Over 5 Million Printing Devices Sold in Central and Eastern Europe in 2016

According to the IDC Worldwide Hardcopy Peripherals Tracker  for the fourth quarter of 2016 (Q4 2016), the printer and multifunctional peripheral (MFP) market in the Central and Eastern Europe (CEE) region grew 1.9% in unit terms in 2016. This represents the first positive development since 2011, when the printing market started to decline. Unfortunately, this positive development does not represent a permanent rebound for the regional market or promise a long-term growth trend.

In fact, in line with global trends of digitalization and the related reduced demand for printing, IDC predicts a decline of the printing market in the more developed countries of the region, like Poland or the Czech Republic. Printing markets in Russia and the Commonwealth of Independent States (CIS) are expected to stabilize and grow only marginally. Close to 5.4 million printing devices were sold in the CEE region in 2016, with a total value of $ 1.4 billion, according to IDC’s Tracker. Every hour, over 600 printers or MFPs were sold.

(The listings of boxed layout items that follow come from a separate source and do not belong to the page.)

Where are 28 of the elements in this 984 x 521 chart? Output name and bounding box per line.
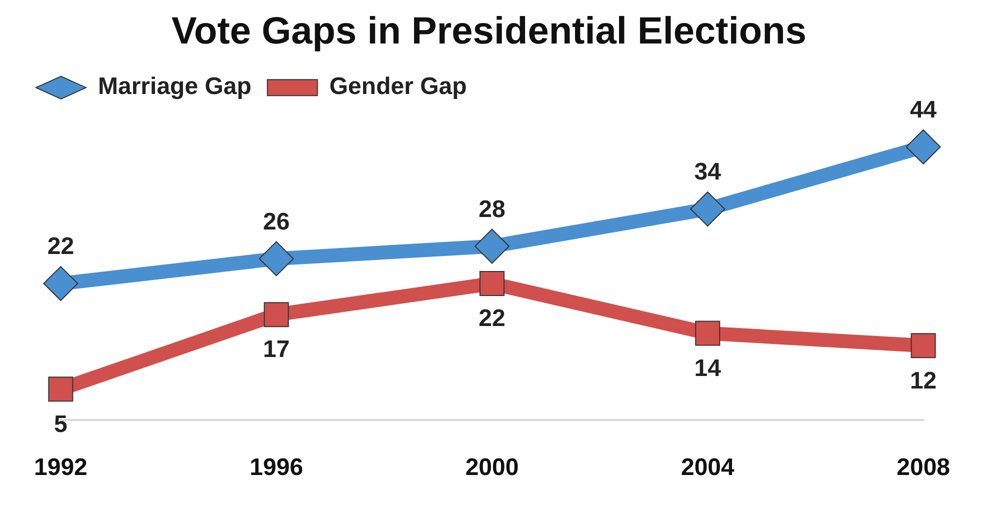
data-label: 17 [262,336,290,364]
data-label: 44 [910,96,938,124]
point [474,228,510,264]
point [264,302,289,328]
data-label: 14 [694,354,722,382]
point [910,333,936,358]
point [48,376,74,402]
chart-title: Vote Gaps in Presidential Elections [172,10,806,52]
data-label: 12 [910,367,937,394]
data-label: 22 [47,233,74,260]
data-label: 26 [262,208,290,236]
point [43,266,78,302]
point [479,271,505,296]
point [690,191,726,226]
data-label: 22 [478,305,506,332]
legend-label: Gender Gap [329,73,467,100]
data-label: 5 [54,410,68,438]
x-tick-label: 1996 [250,454,304,482]
point [258,241,294,276]
x-tick-label: 2004 [680,454,735,482]
point [695,320,720,346]
data-label: 28 [478,196,506,223]
point [906,129,941,164]
data-label: 34 [694,158,722,186]
legend-label: Marriage Gap [98,73,252,100]
x-tick-label: 2000 [465,454,519,482]
x-tick-label: 1992 [34,454,88,482]
x-tick-label: 2008 [896,454,950,482]
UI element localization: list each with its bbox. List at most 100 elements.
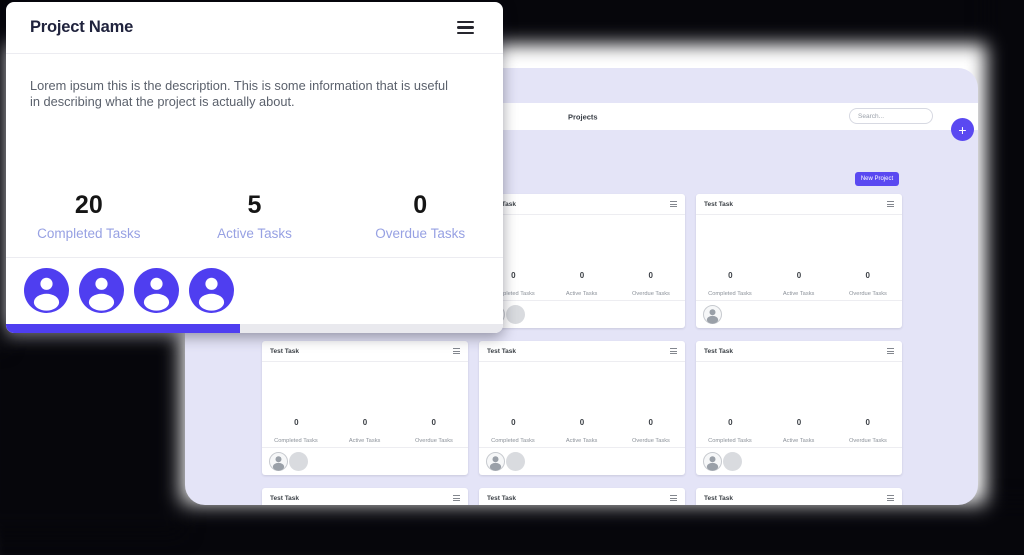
card-stat-label: Overdue Tasks <box>848 438 887 444</box>
project-card-title: Test Task <box>270 494 300 502</box>
card-stat-value: 0 <box>362 418 368 427</box>
plus-icon: + <box>958 121 967 138</box>
project-card-stats: 0 Completed Tasks 0 Active Tasks 0 Overdue Ta… <box>479 268 685 301</box>
card-stat-label: Completed Tasks <box>274 438 319 444</box>
stat-label: Active Tasks <box>217 226 292 241</box>
card-stat-value: 0 <box>796 418 802 427</box>
stat-completed-tasks: 20 Completed Tasks <box>6 192 172 241</box>
project-card-header: Test Task <box>262 488 468 505</box>
card-stat-label: Overdue Tasks <box>414 438 453 444</box>
card-stat-value: 0 <box>579 271 585 280</box>
card-stat-label: Overdue Tasks <box>848 291 887 297</box>
project-card-avatars <box>262 448 468 475</box>
user-avatar-icon[interactable] <box>24 268 69 313</box>
add-project-fab[interactable]: + <box>951 118 974 141</box>
project-card-body <box>696 362 902 415</box>
card-stat: 0 Completed Tasks <box>479 268 548 300</box>
project-description-line: in describing what the project is actual… <box>30 94 295 109</box>
card-stat-value: 0 <box>796 271 802 280</box>
user-avatar-icon[interactable] <box>189 268 234 313</box>
member-avatar-icon <box>269 452 288 471</box>
project-card[interactable]: Test Task 0 Completed Tasks 0 Active Tasks 0… <box>262 341 468 475</box>
card-stat: 0 Completed Tasks <box>696 268 765 300</box>
card-stat-label: Active Tasks <box>349 438 381 444</box>
card-stat: 0 Overdue Tasks <box>833 415 902 447</box>
navbar-title: Projects <box>568 112 598 121</box>
card-stat-value: 0 <box>431 418 436 427</box>
stat-value: 5 <box>247 191 262 219</box>
card-stat: 0 Overdue Tasks <box>616 415 685 447</box>
card-stat-value: 0 <box>294 418 299 427</box>
card-menu-icon[interactable] <box>453 495 460 501</box>
card-stat-label: Active Tasks <box>566 291 598 297</box>
card-stat-value: 0 <box>865 271 870 280</box>
progress-fill <box>6 324 240 333</box>
user-avatar-icon[interactable] <box>79 268 124 313</box>
card-stat: 0 Completed Tasks <box>479 415 548 447</box>
project-card-header: Test Task <box>479 194 685 215</box>
member-avatar-icon <box>703 305 722 324</box>
project-card-avatars <box>696 448 902 475</box>
card-stat-label: Completed Tasks <box>491 291 536 297</box>
card-stat: 0 Active Tasks <box>548 268 617 300</box>
project-card-body <box>696 215 902 268</box>
card-menu-icon[interactable] <box>887 201 894 207</box>
card-stat: 0 Overdue Tasks <box>833 268 902 300</box>
card-stat-value: 0 <box>648 418 653 427</box>
card-stat: 0 Overdue Tasks <box>616 268 685 300</box>
card-stat-label: Completed Tasks <box>491 438 536 444</box>
project-card-avatars <box>479 448 685 475</box>
card-stat-label: Overdue Tasks <box>631 291 670 297</box>
card-stat-value: 0 <box>728 271 733 280</box>
card-menu-icon[interactable] <box>670 201 677 207</box>
project-card-header: Test Task <box>696 194 902 215</box>
divider <box>6 257 503 258</box>
stat-label: Completed Tasks <box>37 226 141 241</box>
project-card-header: Test Task <box>696 488 902 505</box>
menu-icon[interactable] <box>457 20 474 35</box>
project-card-header: Test Task <box>479 341 685 362</box>
stat-value: 20 <box>74 191 103 219</box>
card-menu-icon[interactable] <box>887 348 894 354</box>
project-card-title: Test Task <box>704 200 734 208</box>
shadow-blob-left-edge <box>0 0 7 350</box>
card-stat-label: Completed Tasks <box>708 291 753 297</box>
card-stat-label: Active Tasks <box>783 438 815 444</box>
project-stats: 20 Completed Tasks 5 Active Tasks 0 Over… <box>6 192 503 241</box>
project-card-title: Test Task <box>487 347 517 355</box>
project-card-header: Test Task <box>262 341 468 362</box>
card-menu-icon[interactable] <box>670 348 677 354</box>
card-stat-value: 0 <box>579 418 585 427</box>
project-card-title: Test Task <box>487 494 517 502</box>
user-avatar-icon[interactable] <box>134 268 179 313</box>
stat-active-tasks: 5 Active Tasks <box>172 192 338 241</box>
new-project-button[interactable]: New Project <box>855 172 899 186</box>
project-card-body <box>479 215 685 268</box>
project-card-stats: 0 Completed Tasks 0 Active Tasks 0 Overdue Ta… <box>696 268 902 301</box>
project-card-avatars <box>696 301 902 328</box>
card-stat-value: 0 <box>648 271 653 280</box>
card-menu-icon[interactable] <box>887 495 894 501</box>
project-card-stats: 0 Completed Tasks 0 Active Tasks 0 Overdue Ta… <box>696 415 902 448</box>
progress-bar <box>6 324 503 333</box>
card-stat-label: Active Tasks <box>566 438 598 444</box>
shadow-blob-right <box>986 0 1024 555</box>
project-card-header: Test Task <box>696 341 902 362</box>
member-avatar-placeholder <box>289 452 308 471</box>
stat-value: 0 <box>413 191 428 219</box>
card-menu-icon[interactable] <box>453 348 460 354</box>
stat-label: Overdue Tasks <box>375 226 466 241</box>
search-input[interactable] <box>849 108 933 124</box>
card-menu-icon[interactable] <box>670 495 677 501</box>
member-avatar-placeholder <box>506 452 525 471</box>
member-avatar-placeholder <box>506 305 525 324</box>
project-detail-card: Project Name Lorem ipsum this is the des… <box>6 2 503 333</box>
stat-overdue-tasks: 0 Overdue Tasks <box>337 192 503 241</box>
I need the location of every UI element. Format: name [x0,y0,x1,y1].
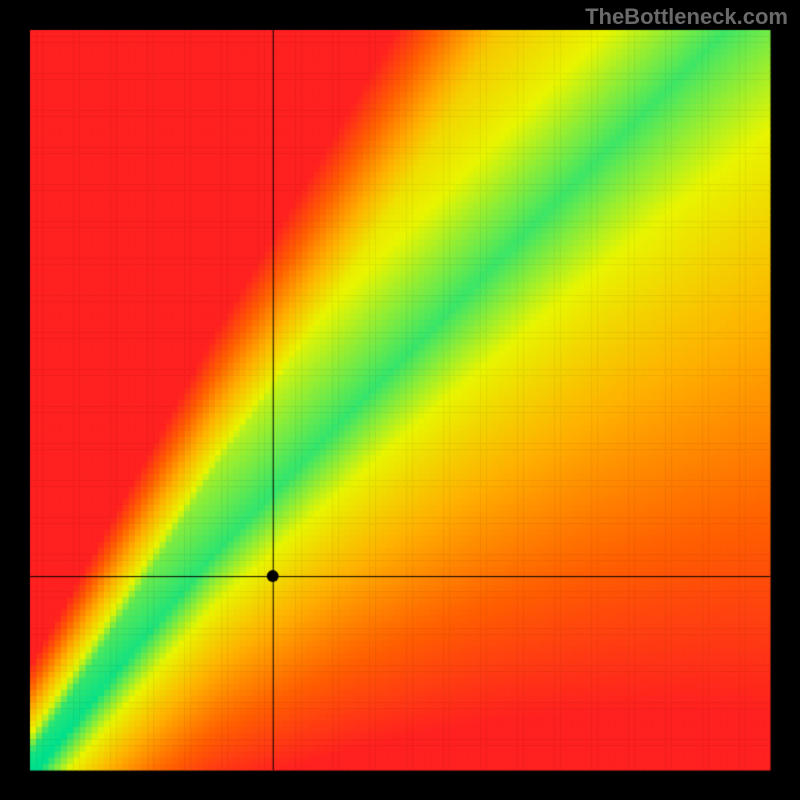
chart-container: TheBottleneck.com [0,0,800,800]
watermark-text: TheBottleneck.com [585,4,788,30]
heatmap-canvas [0,0,800,800]
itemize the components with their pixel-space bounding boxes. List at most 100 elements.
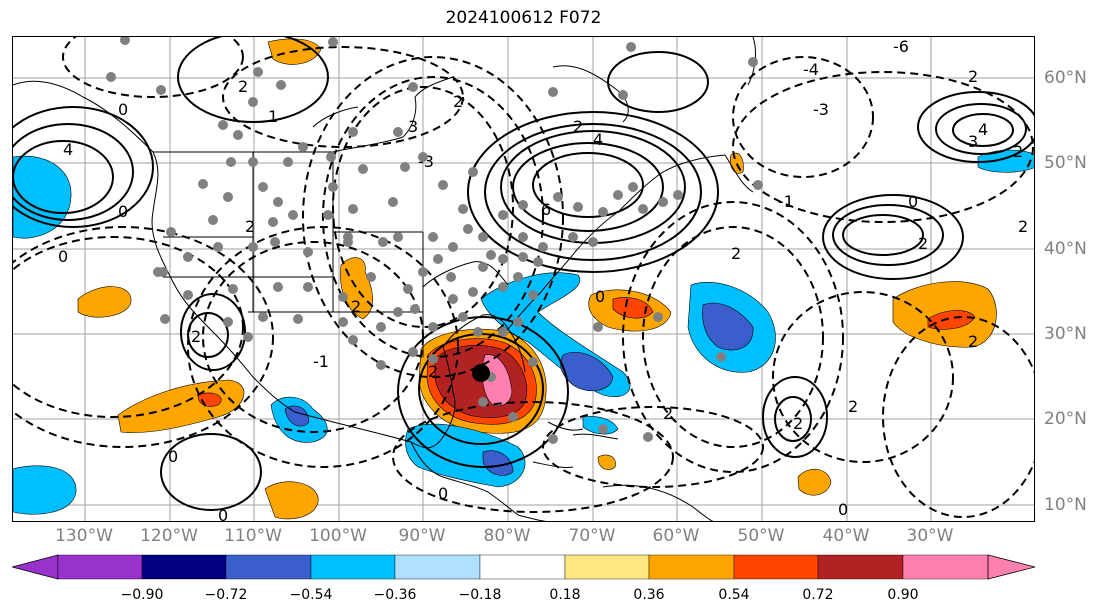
- contour-label: 0: [838, 500, 848, 519]
- pacific-shade-blue-sw: [13, 465, 77, 515]
- atlantic-shade-darkblue-mid: [702, 302, 754, 351]
- colorbar-bin: [394, 554, 481, 580]
- colorbar-bin: [902, 554, 989, 580]
- mexico-shade-orange-s: [264, 481, 319, 520]
- colorbar-extend-low: [12, 554, 59, 580]
- atlantic-shade-orange-ne: [730, 152, 744, 174]
- lat-label: 50°N: [1044, 153, 1087, 173]
- colorbar-bin: [57, 554, 143, 580]
- contour-label: -3: [813, 100, 829, 119]
- colorbar-tick-label: −0.72: [204, 587, 248, 603]
- lat-label: 60°N: [1044, 68, 1087, 88]
- lon-label: 90°W: [398, 526, 446, 546]
- contour-label: 0: [908, 192, 918, 211]
- contour-label: 3: [408, 117, 418, 136]
- contour-label: 6: [541, 200, 551, 219]
- contour-label: 2: [1018, 217, 1028, 236]
- contour-label: 2: [238, 77, 248, 96]
- colorbar-bin: [733, 554, 819, 580]
- lon-label: 60°W: [652, 526, 700, 546]
- colorbar-bin: [479, 554, 566, 580]
- colorbar-bin: [817, 554, 904, 580]
- contour-label: -6: [893, 37, 909, 56]
- colorbar-tick-label: 0.18: [549, 587, 581, 603]
- contour-label: 1: [268, 107, 278, 126]
- colorbar-tick-label: 0.36: [633, 587, 665, 603]
- contour-label: 2: [1013, 142, 1023, 161]
- contour-labels: 2 4 6 4 3 2 0 2 2 2 -6 -4 -3 4 0 0 0 2 2…: [58, 37, 1028, 522]
- contour-label: 2: [793, 414, 803, 433]
- atlantic-shade-blue-ne: [977, 149, 1034, 173]
- contour-label: 2: [968, 67, 978, 86]
- contour-label: 4: [593, 130, 603, 149]
- colorbar-bin: [310, 554, 396, 580]
- map-title: 2024100612 F072: [445, 8, 602, 28]
- lon-label: 100°W: [309, 526, 367, 546]
- contour-label: 2: [191, 327, 201, 346]
- storm-center-marker: [472, 364, 490, 382]
- atlantic-shade-orange-small-e: [797, 469, 832, 496]
- lat-label: 30°N: [1044, 324, 1087, 344]
- contour-label: 2: [573, 117, 583, 136]
- contour-label: 4: [978, 120, 988, 139]
- contour-label: 0: [118, 100, 128, 119]
- colorbar-bin: [141, 554, 227, 580]
- colorbar-tick-label: 0.72: [802, 587, 834, 603]
- lon-label: 80°W: [483, 526, 531, 546]
- lon-label: 120°W: [140, 526, 198, 546]
- lat-label: 40°N: [1044, 239, 1087, 259]
- lon-label: 70°W: [568, 526, 616, 546]
- colorbar-tick-label: −0.90: [120, 587, 164, 603]
- lat-label: 10°N: [1044, 495, 1087, 515]
- contour-label: 2: [663, 404, 673, 423]
- contour-label: 2: [918, 234, 928, 253]
- contours-positive: [13, 37, 1034, 511]
- contour-label: 4: [63, 140, 73, 159]
- colorbar-extend-high: [987, 554, 1035, 580]
- colorbar-tick-label: −0.54: [289, 587, 333, 603]
- mexico-shade-orange: [117, 379, 245, 433]
- contour-label: -1: [313, 352, 329, 371]
- contour-label: 2: [245, 217, 255, 236]
- lon-label: 40°W: [822, 526, 870, 546]
- colorbar: [12, 554, 1035, 580]
- atlantic-shade-darkblue: [560, 351, 614, 392]
- contour-label: 0: [118, 202, 128, 221]
- contour-label: 2: [351, 297, 361, 316]
- contour-label: 0: [58, 247, 68, 266]
- lat-label: 20°N: [1044, 409, 1087, 429]
- contour-label: 0: [438, 484, 448, 503]
- map-panel: 2 4 6 4 3 2 0 2 2 2 -6 -4 -3 4 0 0 0 2 2…: [12, 36, 1035, 522]
- contour-label: 0: [218, 506, 228, 522]
- gulf-storm-shade-pink: [481, 354, 513, 407]
- colorbar-tick-label: 0.90: [887, 587, 919, 603]
- lon-label: 50°W: [737, 526, 785, 546]
- contour-label: 2: [428, 362, 438, 381]
- caribbean-shade-darkblue: [482, 450, 514, 476]
- map-canvas: 2 4 6 4 3 2 0 2 2 2 -6 -4 -3 4 0 0 0 2 2…: [13, 37, 1034, 522]
- colorbar-tick-label: −0.36: [373, 587, 417, 603]
- contour-label: -1: [778, 192, 794, 211]
- pacific-shade-blue-nw: [13, 155, 72, 239]
- atlantic-shade-red: [612, 297, 654, 319]
- contour-label: 2: [731, 244, 741, 263]
- contour-label: 2: [848, 397, 858, 416]
- mexico-shade-darkblue: [284, 405, 310, 427]
- contour-label: 3: [968, 132, 978, 151]
- lon-label: 30°W: [906, 526, 954, 546]
- lon-label: 130°W: [55, 526, 113, 546]
- contour-label: 2: [453, 92, 463, 111]
- lon-label: 110°W: [224, 526, 282, 546]
- contours-negative: [13, 37, 1034, 518]
- colorbar-tick-label: −0.18: [458, 587, 502, 603]
- caribbean-shade-orange-small: [597, 454, 616, 470]
- colorbar-tick-label: 0.54: [718, 587, 750, 603]
- contour-label: -4: [803, 60, 819, 79]
- station-markers: [106, 37, 763, 444]
- colorbar-bin: [564, 554, 650, 580]
- colorbar-bin: [225, 554, 312, 580]
- contour-label: 0: [595, 287, 605, 306]
- colorbar-bin: [648, 554, 735, 580]
- contour-label: 0: [168, 447, 178, 466]
- pacific-shade-orange: [77, 286, 132, 318]
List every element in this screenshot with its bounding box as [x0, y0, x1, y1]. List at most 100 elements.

IDC surveyed over 600 companies in CEE, and, not surprisingly, hardware price ranked first. Duplex printing and scanning capability closely followed, reflecting changes in the market. With digitalization initiatives, MFPs are often viewed not only as output devices, but also as input devices, bridging the gap between the paper and digital worlds. Functions such as scan to email, scan to folder, scan to cloud, or scan to workflow help organizations in transition from paper to digital.

"The ongoing digitalization of paper-based processes in business, together with the increasing preference for electronic documents among both businesses and consumers, are expected to be the major inhibitors for sales of printing devices in developed CEE countries,” explains Ilona Stankeova, research director with IDC CEMA Imaging, Printing, and Document Solutions. “We expect a slow overall market decline in mature CEE countries like the Czech Republic or Poland, resembling the trend in the U.S. and Western Europe. That said, pockets of growth will exist, mainly for smart MFPs with advanced functions or low-cost-per-page devices.”

The Russian market for hardcopy peripherals stabilized in 2016 as vendors, channels, businesses, and consumers adapted to new economic conditions. IDC forecasts single-digit growth in the short term, backed by the slowly improving economy and necessary replacements of old devices. Growth will also be supported by import substitution, ruble stabilization, and expanding business contacts with partners in Asia and Latin America.